M
uch to his chagrin, political power-broker Amar Singh couldn’t get his kids into Delhi’s Sanskriti School. But Chandrama Singh, a canny Bihari who does minor electrical work, was luckier: thanks to a 2004 Delhi High Court order requiring all the capital’s private schools to reserve at least one in five seats for children of the poor. Last year, Chandrama, who lives in a slum colony behind Sanskriti called Sanjay Gandhi Basti, got his daughter Pratibha into the elite school on Delhi’s embassy row, packed with the kids of bureaucrats, politicians and professionals.
As their peppy six-year old, who has just graduated from nursery to prep, takes us through Red Riding Hood, in Hindi spiked with English, her parents listen, rapt. "In just one year, it’s all changed, the way she walks, talks, eats," says her mother Munni, who collects water in jerrycans for Pratibha’s morning bath, pays an istriwallah to iron her uniform every day and keeps a glossy stack of Parents’ Day pictures in her jhuggi. As I leave, a bunch of basti women, mistaking me for a Sanskriti rep, want to know: "When are you taking applications?"
Poor kids, rich schools. In Sanjay Gandhi Basti, they are frankly thrilled. But for all the noise about quality schooling for the ‘weaker sections’ and the arguments in favour of ‘economic criteria’, quotas for the poor are as controversial as caste-based reservations in the ‘authorised’ world of private schools—among proprietors, principals, teachers, fee-paying parents. Some private schools ignored the government directive that followed from the court order, among them leading Delhi schools that had wangled three- and four-acre plots of public land, at prices that would not fetch them a three-bedroom Delhi Development Authority flat, by promising to allot one-fourth of their seats to the poor. Others put in token ads offering freeships but turned deaf when NGOs came up with names. Or admitted poor kids, only to turf them out later. Some went to court, leading to a legal dispute over whether schools not built on cheap public land should follow the directive.

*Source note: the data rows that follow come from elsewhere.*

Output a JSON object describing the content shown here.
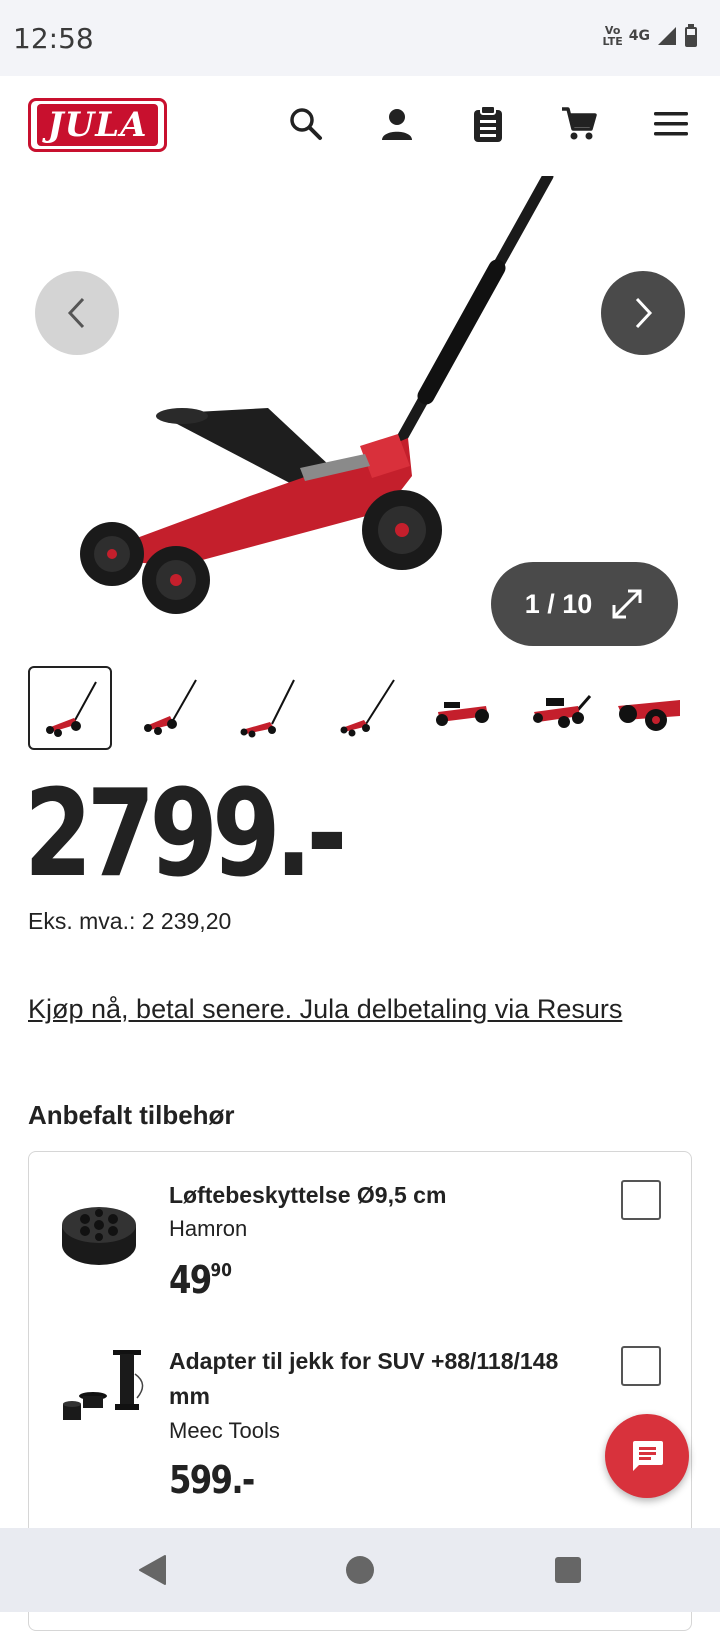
{
  "status_bar": {
    "time": "12:58",
    "volte_top": "Vo",
    "volte_bottom": "LTE",
    "network": "4G"
  },
  "header": {
    "logo_text": "JULA"
  },
  "gallery": {
    "counter": "1 / 10"
  },
  "product": {
    "price": "2799.-",
    "ex_vat": "Eks. mva.: 2 239,20",
    "pay_later_link": "Kjøp nå, betal senere. Jula delbetaling via Resurs"
  },
  "accessories": {
    "title": "Anbefalt tilbehør",
    "items": [
      {
        "name": "Løftebeskyttelse Ø9,5 cm",
        "brand": "Hamron",
        "price_main": "49",
        "price_cents": "90",
        "checked": false
      },
      {
        "name": "Adapter til jekk for SUV +88/118/148 mm",
        "brand": "Meec Tools",
        "price_main": "599.-",
        "price_cents": "",
        "checked": false
      }
    ]
  },
  "colors": {
    "brand_red": "#c8102e",
    "chat_red": "#d8323c",
    "dark_button": "#4a4a4a"
  }
}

But a handful of schools have bitten the bullet and taken kids of cleaners, factory workers, domestic help and slum families into mainstream classrooms. Not as many as the courts stipulated, but many more than they have ever done. Lawyer Ashok Agarwal, who filed the PIL (on behalf of NGO Social Jurist) that led to the court’s intervention, estimates that about 30 private schools have admitted poor kids on freeships in the last year. Two elite establishments, Vasant Valley School and Shriram School (whose Parent Staff Association went against the tide by urging the school to embrace the policy), said they would admit poor kids from July. "A few schools are coming around to partly following the court’s order, but implementing this policy is going to be a long—and necessary—fight," says Agarwal.
And, even as the Centre seems to be backtracking on its own plan on quotas for "weaker sections" in private schools across the country, a committee of educationists led by NCERT director Prof Krishna Kumar has pushed the case for Delhi to play a pioneering role in creating more inclusive classrooms.

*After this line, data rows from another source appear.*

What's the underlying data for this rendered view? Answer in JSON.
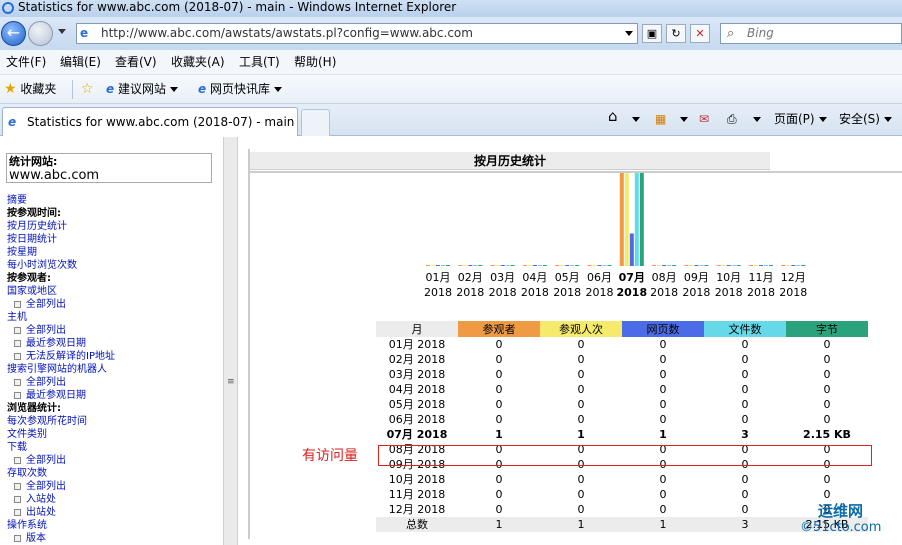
{
  "window": {
    "title": "Statistics for www.abc.com (2018-07) - main - Windows Internet Explorer"
  },
  "address": {
    "url": "http://www.abc.com/awstats/awstats.pl?config=www.abc.com"
  },
  "search": {
    "placeholder": "Bing"
  },
  "menu": [
    "文件(F)",
    "编辑(E)",
    "查看(V)",
    "收藏夹(A)",
    "工具(T)",
    "帮助(H)"
  ],
  "favorites": {
    "label": "收藏夹",
    "links": [
      "建议网站",
      "网页快讯库"
    ]
  },
  "tab": {
    "title": "Statistics for www.abc.com (2018-07) - main"
  },
  "commandbar": {
    "page": "页面(P)",
    "safety": "安全(S)"
  },
  "sidebar": {
    "site_label": "统计网站:",
    "site_value": "www.abc.com",
    "items": [
      {
        "text": "摘要",
        "kind": "link"
      },
      {
        "text": "按参观时间:",
        "kind": "heading"
      },
      {
        "text": "按月历史统计",
        "kind": "link"
      },
      {
        "text": "按日期统计",
        "kind": "link"
      },
      {
        "text": "按星期",
        "kind": "link"
      },
      {
        "text": "每小时浏览次数",
        "kind": "link"
      },
      {
        "text": "按参观者:",
        "kind": "heading"
      },
      {
        "text": "国家或地区",
        "kind": "link"
      },
      {
        "text": "全部列出",
        "kind": "sub"
      },
      {
        "text": "主机",
        "kind": "link"
      },
      {
        "text": "全部列出",
        "kind": "sub"
      },
      {
        "text": "最近参观日期",
        "kind": "sub"
      },
      {
        "text": "无法反解译的IP地址",
        "kind": "sub"
      },
      {
        "text": "搜索引擎网站的机器人",
        "kind": "link"
      },
      {
        "text": "全部列出",
        "kind": "sub"
      },
      {
        "text": "最近参观日期",
        "kind": "sub"
      },
      {
        "text": "浏览器统计:",
        "kind": "heading"
      },
      {
        "text": "每次参观所花时间",
        "kind": "link"
      },
      {
        "text": "文件类别",
        "kind": "link"
      },
      {
        "text": "下载",
        "kind": "link"
      },
      {
        "text": "全部列出",
        "kind": "sub"
      },
      {
        "text": "存取次数",
        "kind": "link"
      },
      {
        "text": "全部列出",
        "kind": "sub"
      },
      {
        "text": "入站处",
        "kind": "sub"
      },
      {
        "text": "出站处",
        "kind": "sub"
      },
      {
        "text": "操作系统",
        "kind": "link"
      },
      {
        "text": "版本",
        "kind": "sub"
      }
    ]
  },
  "panel": {
    "title": "按月历史统计"
  },
  "chart_data": {
    "type": "bar",
    "categories": [
      "01月 2018",
      "02月 2018",
      "03月 2018",
      "04月 2018",
      "05月 2018",
      "06月 2018",
      "07月 2018",
      "08月 2018",
      "09月 2018",
      "10月 2018",
      "11月 2018",
      "12月 2018"
    ],
    "month_labels": [
      "01月",
      "02月",
      "03月",
      "04月",
      "05月",
      "06月",
      "07月",
      "08月",
      "09月",
      "10月",
      "11月",
      "12月"
    ],
    "year_label": "2018",
    "current_month_index": 6,
    "series": [
      {
        "name": "参观者",
        "color": "#ee9b44",
        "values": [
          0,
          0,
          0,
          0,
          0,
          0,
          1,
          0,
          0,
          0,
          0,
          0
        ]
      },
      {
        "name": "参观人次",
        "color": "#f6ea6c",
        "values": [
          0,
          0,
          0,
          0,
          0,
          0,
          1,
          0,
          0,
          0,
          0,
          0
        ]
      },
      {
        "name": "网页数",
        "color": "#4b6ce6",
        "values": [
          0,
          0,
          0,
          0,
          0,
          0,
          1,
          0,
          0,
          0,
          0,
          0
        ]
      },
      {
        "name": "文件数",
        "color": "#66d9e8",
        "values": [
          0,
          0,
          0,
          0,
          0,
          0,
          3,
          0,
          0,
          0,
          0,
          0
        ]
      },
      {
        "name": "字节",
        "color": "#2aa37d",
        "values": [
          0,
          0,
          0,
          0,
          0,
          0,
          2.15,
          0,
          0,
          0,
          0,
          0
        ]
      }
    ]
  },
  "table": {
    "headers": [
      "月",
      "参观者",
      "参观人次",
      "网页数",
      "文件数",
      "字节"
    ],
    "header_colors": [
      "#ececec",
      "#ee9b44",
      "#f6ea6c",
      "#4b6ce6",
      "#66d9e8",
      "#2aa37d"
    ],
    "rows": [
      [
        "01月 2018",
        "0",
        "0",
        "0",
        "0",
        "0"
      ],
      [
        "02月 2018",
        "0",
        "0",
        "0",
        "0",
        "0"
      ],
      [
        "03月 2018",
        "0",
        "0",
        "0",
        "0",
        "0"
      ],
      [
        "04月 2018",
        "0",
        "0",
        "0",
        "0",
        "0"
      ],
      [
        "05月 2018",
        "0",
        "0",
        "0",
        "0",
        "0"
      ],
      [
        "06月 2018",
        "0",
        "0",
        "0",
        "0",
        "0"
      ],
      [
        "07月 2018",
        "1",
        "1",
        "1",
        "3",
        "2.15 KB"
      ],
      [
        "08月 2018",
        "0",
        "0",
        "0",
        "0",
        "0"
      ],
      [
        "09月 2018",
        "0",
        "0",
        "0",
        "0",
        "0"
      ],
      [
        "10月 2018",
        "0",
        "0",
        "0",
        "0",
        "0"
      ],
      [
        "11月 2018",
        "0",
        "0",
        "0",
        "0",
        "0"
      ],
      [
        "12月 2018",
        "0",
        "0",
        "0",
        "0",
        "0"
      ]
    ],
    "total": [
      "总数",
      "1",
      "1",
      "1",
      "3",
      "2.15 KB"
    ]
  },
  "annotation": {
    "text": "有访问量"
  },
  "watermark": {
    "line1": "运维网",
    "line2": "©51cto.com"
  }
}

The committee, appointed by the state government on the high court’s directions, recommends that at least 25 per cent of the seats in all Delhi’s private schools—not just those that took cheap land—should be allotted to the poor to achieve a "critical mass" of poor children in each school. It asks for them to be taken only in nursery, KG and Class I, so that schools have time to plan and adjust, retrain teachers and rework curricula. Tapping into the wider policy debate on a school system in which kids study either in ghettos of poverty or of privilege, the committee points out that it is not just a question of cheap land: "Divisive schooling reinforces existing hierarchies and promotes in the educated sections of society an indifference towards the plight of the poor."
Words sure to raise hackles among some members of those very sections, even if the committee recommends that the state government foot the bill. There are many who believe afternoon classes for the poor, after the regular crowd has departed, should be as good as it gets. High-profile proprietresses hold forth on discipline problems, bad language and poor English: fee-paying mothers mutter darkly about head-lice and toilet manners, and complain, "The state wants to dump its burden on us and take away seats from our children."
The discipline and hygiene arguments are not just callous, but misplaced, say staff at schools that are trying to implement the court’s order with a measure of sincerity—if anything, most poor kids, and their parents, are rather too anxious to fit in. Poor English skills are a challenge, but not a crippling one, they say, especially when the kids join early, and despite the language impediment, many kids are doing well.
"The middle class seem to have forgotten where they came from. These children have a huge need to prove themselves and are eager to learn," says Rita Kaul, the principal of Heritage School in Vasant Kunj, which so far has 70 children on freeships among 900-odd students who pay Rs 3,000 a month to attend the centrally air-conditioned school. Apart from free tuition, the school’s management picks up the tab for books, day-trips, uniforms, and lunch. "We take care of what we can, to reduce discrimination. It’s the only way it can work," says Kaul.